Department of Experimental Radiation Oncology, University of Texas MD Anderson Cancer Center, Houston, Texas 77030, USA.
J Biol Chem. 2013 May 31;288(22):15474-80. doi: 10.1074/jbc.M112.416735. Epub 2013 Apr 23.

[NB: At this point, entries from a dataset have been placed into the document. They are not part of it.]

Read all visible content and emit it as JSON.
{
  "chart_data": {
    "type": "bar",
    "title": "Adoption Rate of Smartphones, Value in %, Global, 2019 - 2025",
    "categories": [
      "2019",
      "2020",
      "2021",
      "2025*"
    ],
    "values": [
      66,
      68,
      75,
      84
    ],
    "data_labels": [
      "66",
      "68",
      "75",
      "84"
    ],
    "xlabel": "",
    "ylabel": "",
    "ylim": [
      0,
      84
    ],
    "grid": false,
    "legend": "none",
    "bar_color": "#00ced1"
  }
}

Viral pathogens utilize host cell machinery for their benefits. Herein, we identify that HIV-1 Vpr (viral protein R) negatively modulates telomerase activity. Telomerase enables stem and cancer cells to evade cell senescence by adding telomeric sequences to the ends of chromosomes. We found that Vpr inhibited telomerase activity by down-regulating TERT protein, a catalytic subunit of telomerase. As a molecular adaptor, Vpr enhanced the interaction between TERT and the VPRBP substrate receptor of the DYRK2-associated EDD-DDB1-VPRBP E3 ligase complex, resulting in increased ubiquitination of TERT. In contrast, the Vpr mutant identified in HIV-1-infected long-term nonprogressors failed to promote TERT destabilization. Our results suggest that Vpr inhibits telomerase activity by hijacking the host E3 ligase complex, and we propose the novel molecular mechanism of telomerase deregulation in possibly HIV-1 pathogenesis.
病毒病原体利用宿主细胞机制为自身谋取利益。在此,我们发现 HIV-1 Vpr(病毒蛋白 R)可负调控端粒酶活性。端粒酶使干细胞和癌细胞能够通过向染色体末端添加端粒序列来逃避细胞衰老。我们发现,Vpr 通过下调端粒酶的催化亚基 TERT 蛋白来抑制端粒酶活性。作为一种分子衔接物,Vpr 增强了 TERT 与 DYRK2 相关 EDD-DDB1-VPRBP E3 连接酶复合物的 VPRBP 底物受体之间的相互作用,导致 TERT 的泛素化增加。相比之下,在 HIV-1 感染的长期非进展者中发现的 Vpr 突变体无法促进 TERT 不稳定。我们的研究结果表明,Vpr 通过劫持宿主 E3 连接酶复合物来抑制端粒酶活性,我们提出了端粒酶失调控的新分子机制,可能与 HIV-1 发病机制有关。